Il leader del Rn, Bardella, ha commentato causticamente l’esito del voto, puntando il dito contro l’asse innaturale tra Socialisti e centristi: “Una maggioranza messa insieme con accordi sottobanco è riuscita oggi a salvare le proprie posizioni, a scapito dell’interesse nazionale“, l’affondo del delfino di Le Pen. Delusione anche dall’estremo opposto dell’arco parlamentare, con la capogruppo insoumise Mathilde Panot che si rammarica per “tutti coloro che subiranno le crudeli politiche annunciate (da Lecornu, ndr) per il bilancio”.

E proprio sulla manovra finanziaria per il 2026 il premier dovrà combattere la sua prossima battaglia, che inizierà già da lunedì e si preannuncia estremamente dura. I numeri delle votazioni odierne rendono plasticamente la misura della fragilità del Lecornu bis, l’ennesimo governo di minoranza in una legislatura mai così frammentata nella storia della Cinquième République.

Jordan Bardella Marine Le Pen
Il capogruppo dei Patrioti a Strasburgo, Jordan Bardella, e la capogruppo del Rassemblement national all’Assemblée nationale, Marine Le Pen (foto: profilo X di Jordan Bardella)

L’inquilino di Matignon ha promesso che non ricorrerà all’articolo 49.3 della Costituzione – la norma permette all’esecutivo di forzare l’approvazione di una legge, bypassando il Parlamento (lo ha usato il suo predecessore Michel Barnier, esponendosi alla censura dell’Aula) – per far approvare la sua manovra da oltre 30 miliardi di euro, sostenendo di voler trovare una quadra coi partiti entro il 31 dicembre, onde scongiurare l’esercizio provvisorio.

Il prossimo bilancio dovrà servire anche a rimettere in sesto i disastrati conti pubblici della seconda economia dell’Eurozona: il deficit di Parigi si attesta attualmente sui 5,8 punti di Pil (quasi il doppio del tetto fissato da Bruxelles al 3 per cento), mentre il debito pubblico transalpino ha sfondato quota 115 per cento, il terzo dopo quello greco e italiano. Lecornu mira a un deficit al 4,7 per cento per il 2026.

L’impresa, tuttavia, sarà ardua. Le forze progressiste dell’Nfp esigono un cambio di passo netto da parte del governo e sostengono la proposta dei Socialisti di una “tassa Zucman” (dal nome dell’economista Gabriel Zucman che l’ha elaborata), cioè una patrimoniale al 2 per cento sulle fortune superiori ai 100 milioni. La misura, che interesserebbe lo 0,01 della popolazione nazionale, è però invisa al resto dell’Assemblée, dal centro macronista fino all’estrema destra lepenista. I socialdemocratici di Faure, ad ogni buon conto, hanno messo in chiaro che l’astensione di oggi non è un assegno in bianco e che aspettano il premier al varco.

Emmanuel Macron
Il presidente francese Emmanuel Macron (foto: Patrick Brown via Imagoeconomica)

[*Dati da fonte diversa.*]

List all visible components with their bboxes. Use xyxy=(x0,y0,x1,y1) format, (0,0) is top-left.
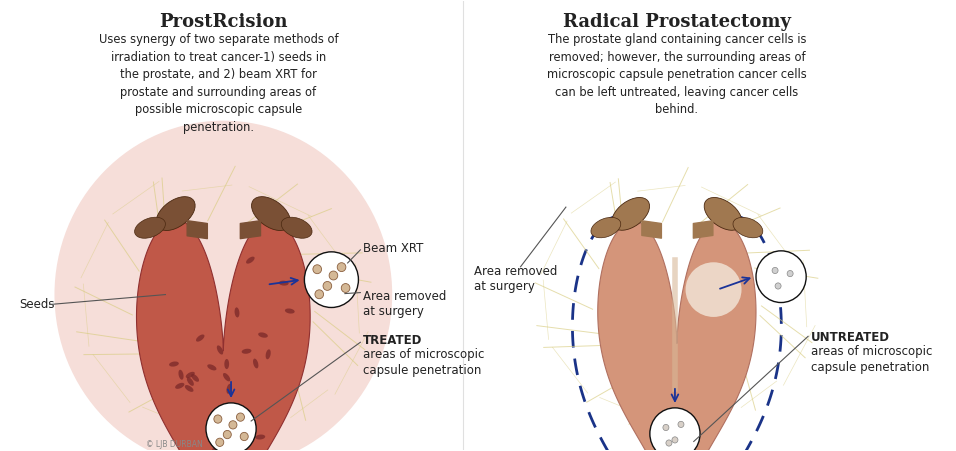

Del resto, il vero bersaglio dell’Aula non è tanto Lecornu quanto ciò che rappresenta. Vale a dire il macronismo politico, ormai ampiamente ripudiato dal corpo elettorale. Lo dimostrano i risultati delle ultime consultazioni: le europee del giugno 2024 e le legislative convocate in fretta e furia da monsieur le Président nel tentativo, egregiamente fallito, di ricompattare il centro liberale e arginare l’ascesa dell’estrema destra.

Se i francesi votassero oggi, il Rn otterrebbe più del 33 per cento delle preferenze, oltre il doppio della coalizione presidenziale. Dai banchi di Lfi, intanto, Mélenchon continua a chiedere l’impeachment del capo dello Stato, che rimane barricato all’Eliseo ed esclude categoricamente di dimettersi prima della fine naturale del proprio mandato, in scadenza a primavera 2027.